Investimento Significativo na Formação de Profissionais de Saúde
O Ministério da Saúde anunciou uma atualização nos incentivos financeiros destinados aos programas de residência na Atenção Primária à Saúde (APS), com a meta de investir cerca de R$ 172 milhões até 2026. Essa iniciativa busca qualificar e expandir a formação de novos profissionais, incluindo a criação de mais 2 mil vagas de residência, em um esforço para melhorar o atendimento à população.
Atualmente, 162 municípios estão sendo beneficiados, totalizando 2.150 vagas para profissionais residentes na APS. Dirceu Klitzke, coordenador-geral de Financiamento da APS, destaca que essa medida tem o intuito de não apenas estimular a criação de novas vagas, mas também fortalecer os programas já existentes. “Os valores dos incentivos por categoria de residência foram significativamente reajustados, e agora abrangerão um maior número de categorias profissionais”, explica.
Novos Valores de Incentivo
Com as novas diretrizes, os incentivos adicionais mudaram, refletindo um aumento expressivo. Para a residência em medicina, o valor passou de R$ 4,5 mil para R$ 8 mil, um salto considerável que visa atrair mais estudantes para a área. Nas categorias de enfermagem e odontologia, o incentivo também foi elevado, de R$ 1,5 mil para R$ 4 mil.
Além disso, foi introduzido um novo incentivo para profissionais de outras áreas, que agora receberão R$ 3 mil. Isso beneficiará residentes graduados em educação física, farmácia, fisioterapia, fonoaudiologia, nutrição, psicologia, serviço social, saúde coletiva e terapia ocupacional, entre outras profissões. O objetivo é reforçar as equipes multiprofissionais (eMulti) nas unidades de saúde.
Fortalecendo a Atenção Primária em Regiões Carentes
A nova iniciativa do governo federal é um passo crucial para aumentar a força de trabalho na atenção primária, especialmente em regiões que enfrentam dificuldades para encontrar profissionais de saúde. Klitzke ressalta que a proposta alia a formação prática e teórica dos residentes às necessidades específicas de saúde das comunidades locais, além de incentivar a adoção de boas práticas dentro do Sistema Único de Saúde (SUS).

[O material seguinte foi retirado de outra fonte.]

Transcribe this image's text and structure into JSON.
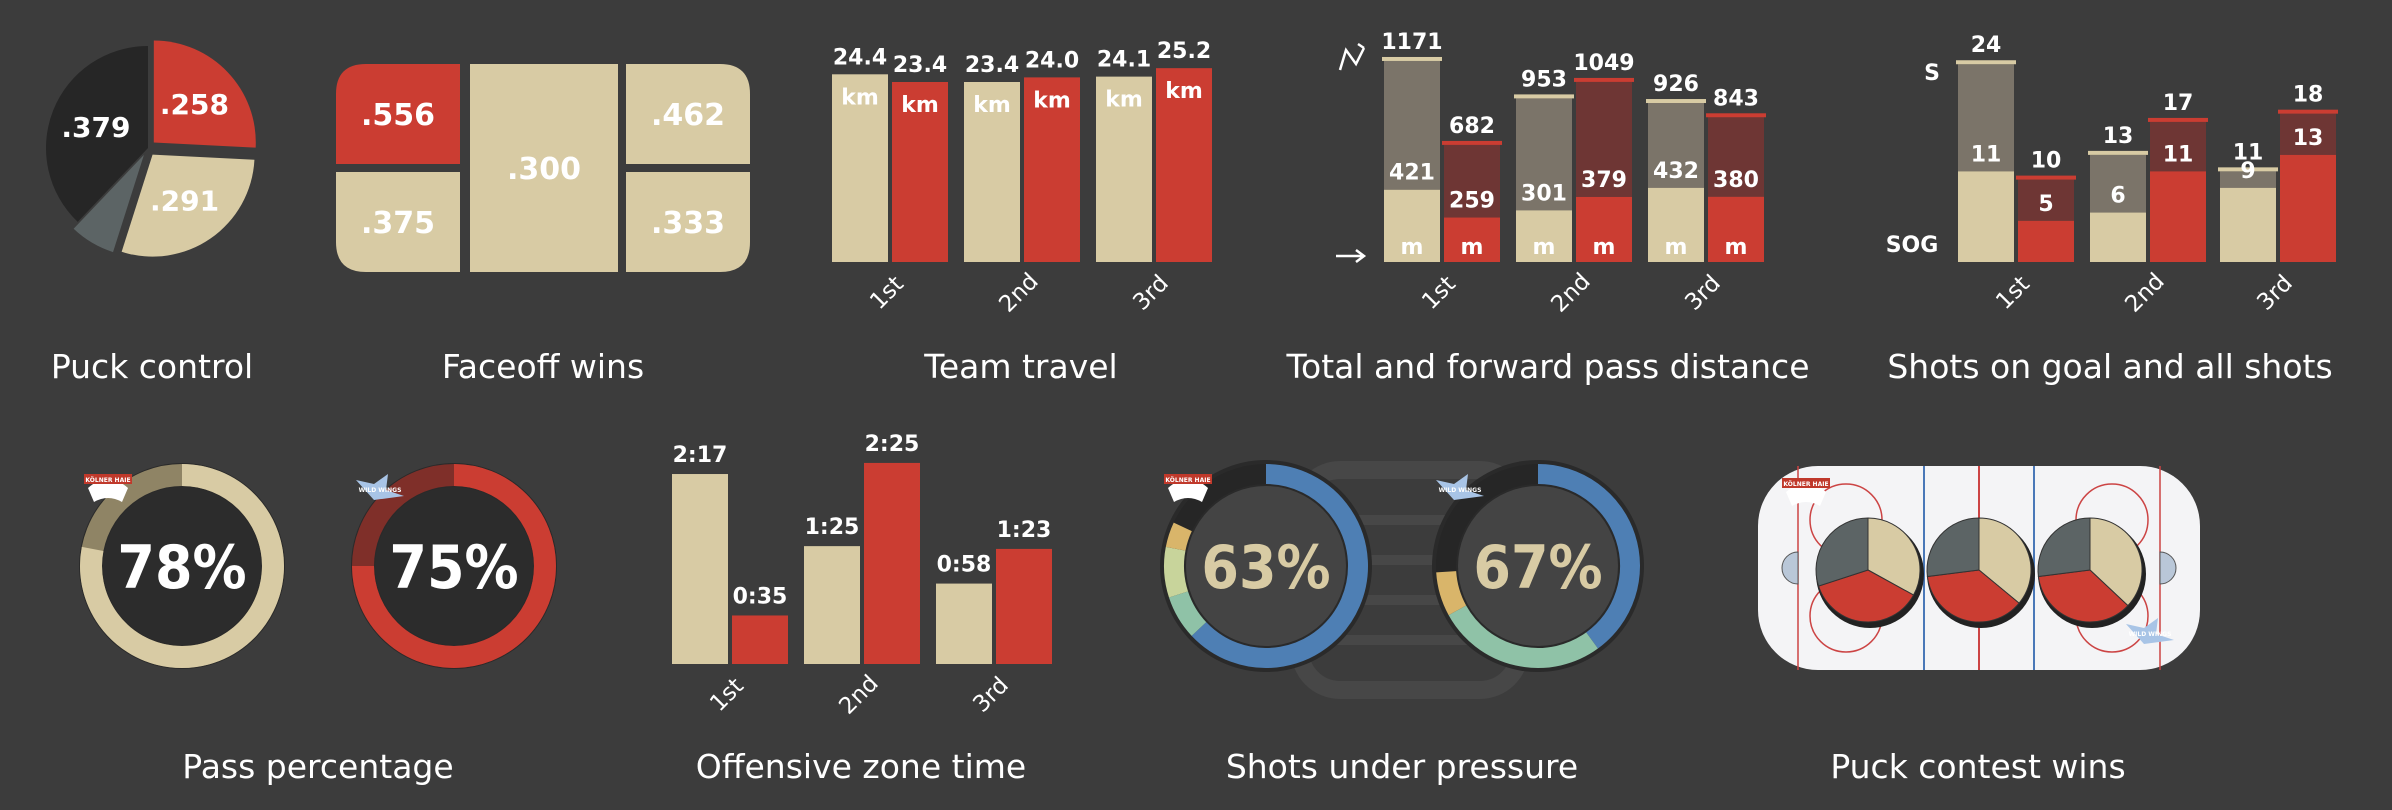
{
  "colors": {
    "bg": "#3c3c3c",
    "cream": "#d8cba4",
    "red": "#cb3d32",
    "dark": "#262626",
    "slate": "#5c6465",
    "taupe": "#7b7469",
    "maroon": "#6e3634",
    "blue": "#4e7fb4",
    "teal": "#8fc2a7",
    "lime": "#c8d49b",
    "gold": "#d9b56a"
  },
  "chart_data": [
    {
      "id": "puck",
      "type": "pie",
      "title": "Puck control",
      "slices": [
        {
          "value": 0.258,
          "label": ".258",
          "color": "red"
        },
        {
          "value": 0.291,
          "label": ".291",
          "color": "cream"
        },
        {
          "value": 0.072,
          "label": "",
          "color": "slate"
        },
        {
          "value": 0.379,
          "label": ".379",
          "color": "dark"
        }
      ]
    },
    {
      "id": "faceoff",
      "type": "table",
      "title": "Faceoff wins",
      "cells": [
        {
          "label": ".556",
          "color": "red"
        },
        {
          "label": ".375",
          "color": "cream"
        },
        {
          "label": ".300",
          "color": "cream"
        },
        {
          "label": ".462",
          "color": "cream"
        },
        {
          "label": ".333",
          "color": "cream"
        }
      ]
    },
    {
      "id": "travel",
      "type": "bar",
      "title": "Team travel",
      "categories": [
        "1st",
        "2nd",
        "3rd"
      ],
      "ylim": [
        0,
        26
      ],
      "unit": "km",
      "series": [
        {
          "values": [
            24.4,
            23.4,
            24.1
          ],
          "labels": [
            "24.4",
            "23.4",
            "24.1"
          ],
          "color": "cream"
        },
        {
          "values": [
            23.4,
            24.0,
            25.2
          ],
          "labels": [
            "23.4",
            "24.0",
            "25.2"
          ],
          "color": "red"
        }
      ]
    },
    {
      "id": "pass",
      "type": "bar",
      "title": "Total and forward pass distance",
      "categories": [
        "1st",
        "2nd",
        "3rd"
      ],
      "ylim": [
        0,
        1200
      ],
      "unit": "m",
      "series": [
        {
          "total": [
            1171,
            953,
            926
          ],
          "forward": [
            421,
            301,
            432
          ],
          "color": "cream",
          "fade": "taupe"
        },
        {
          "total": [
            682,
            1049,
            843
          ],
          "forward": [
            259,
            379,
            380
          ],
          "color": "red",
          "fade": "maroon"
        }
      ]
    },
    {
      "id": "shots",
      "type": "bar",
      "title": "Shots on goal and all shots",
      "categories": [
        "1st",
        "2nd",
        "3rd"
      ],
      "ylim": [
        0,
        25
      ],
      "axis_labels": [
        "S",
        "SOG"
      ],
      "series": [
        {
          "total": [
            24,
            13,
            11
          ],
          "sog": [
            11,
            6,
            9
          ],
          "color": "cream",
          "fade": "taupe"
        },
        {
          "total": [
            10,
            17,
            18
          ],
          "sog": [
            5,
            11,
            13
          ],
          "color": "red",
          "fade": "maroon"
        }
      ]
    },
    {
      "id": "passpct",
      "type": "pie",
      "title": "Pass percentage",
      "rings": [
        {
          "value": 0.78,
          "label": "78%",
          "color": "cream",
          "logo": "KÖLNER HAIE"
        },
        {
          "value": 0.75,
          "label": "75%",
          "color": "red",
          "logo": "WILD WINGS"
        }
      ]
    },
    {
      "id": "ozone",
      "type": "bar",
      "title": "Offensive zone time",
      "categories": [
        "1st",
        "2nd",
        "3rd"
      ],
      "ylim": [
        0,
        150
      ],
      "series": [
        {
          "seconds": [
            137,
            85,
            58
          ],
          "labels": [
            "2:17",
            "1:25",
            "0:58"
          ],
          "color": "cream"
        },
        {
          "seconds": [
            35,
            145,
            83
          ],
          "labels": [
            "0:35",
            "2:25",
            "1:23"
          ],
          "color": "red"
        }
      ]
    },
    {
      "id": "pressure",
      "type": "pie",
      "title": "Shots under pressure",
      "rings": [
        {
          "label": "63%",
          "logo": "KÖLNER HAIE",
          "segments": [
            {
              "value": 0.63,
              "color": "blue"
            },
            {
              "value": 0.07,
              "color": "teal"
            },
            {
              "value": 0.08,
              "color": "lime"
            },
            {
              "value": 0.04,
              "color": "gold"
            }
          ]
        },
        {
          "label": "67%",
          "logo": "WILD WINGS",
          "segments": [
            {
              "value": 0.4,
              "color": "blue"
            },
            {
              "value": 0.27,
              "color": "teal"
            },
            {
              "value": 0.07,
              "color": "gold"
            }
          ]
        }
      ]
    },
    {
      "id": "contest",
      "type": "pie",
      "title": "Puck contest wins",
      "logos": [
        "KÖLNER HAIE",
        "WILD WINGS"
      ],
      "pies": [
        [
          {
            "value": 0.33,
            "color": "cream"
          },
          {
            "value": 0.37,
            "color": "red"
          },
          {
            "value": 0.3,
            "color": "slate"
          }
        ],
        [
          {
            "value": 0.36,
            "color": "cream"
          },
          {
            "value": 0.37,
            "color": "red"
          },
          {
            "value": 0.27,
            "color": "slate"
          }
        ],
        [
          {
            "value": 0.37,
            "color": "cream"
          },
          {
            "value": 0.36,
            "color": "red"
          },
          {
            "value": 0.27,
            "color": "slate"
          }
        ]
      ]
    }
  ]
}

Além das tradicionais equipes de Saúde da Família (eSF) e Saúde Bucal (eSB), outras cinco categorias também passaram a receber o incentivo mensal para residência: eMulti, equipes de Saúde da Família Ribeirinha (eSFR), Atenção Primária Prisional (eAPP), Consultório na Rua (eCR) e Saúde da Família Fluvial (eSFF) das Unidades Básicas de Saúde Fluvial (UBSF).
Ampliação dos Programas de Residência
Outro aspecto relevante dessa nova normativa é a ampliação dos tipos de programas de residências. A carga horária mínima estabelecida deve ser de 40 horas semanais para a inserção dos residentes. A residência médica incluirá áreas como medicina de família e comunidade, medicina preventiva social, urgência e emergência, atendimento à população de rua e gestão de saúde.
Para os programas de residência em saúde, tanto na modalidade universitária quanto multiprofissional, as especializações agora abrangem temas como saúde da família e comunidade, atenção primária à saúde, saúde coletiva, saúde pública e saúde mental, desde que haja prática na APS.
Regras para o Pagamento do Incentivo
A normativa também determina um limite para o número de profissionais residentes que podem ser alocados nas equipes da APS para receber o incentivo adicional mensal. As regras definidas incluem a seguinte distribuição:
- eSF, eSFR e UBSF – Medicina: 2, Enfermagem: 2, Categorias ampliadas*: 2;
- eSB – Cirurgião-dentista: 2;
- eMulti – Estratégica: Categorias ampliadas*: 3; Complementar: 6; Ampliada: 9;
- eCR e eAPP – Medicina: 1, Enfermagem: 2, Categorias ampliadas*: 2.
*Categorias vigentes na eMulti – Fonte: CGFAP/Deaps/Saps/MS, 2026.
Processo de Credenciamento para o Incentivo
Para usufruir do incentivo destinado à residência, os gestores municipais e distritais devem solicitar o credenciamento por meio do sistema Gerencia APS. A pessoa preceptora da residência deve estar devidamente registrada na equipe ou unidade de saúde onde o residente atuará, conforme o Cadastro Nacional de Estabelecimentos de Saúde (CNES). É importante ressaltar que a carga horária do preceptor não pode ultrapassar 60 horas semanais na APS. O Ministério da Saúde acompanhará o desempenho do incentivo através do componente qualidade, considerando os resultados obtidos nas Unidades Básicas de Saúde.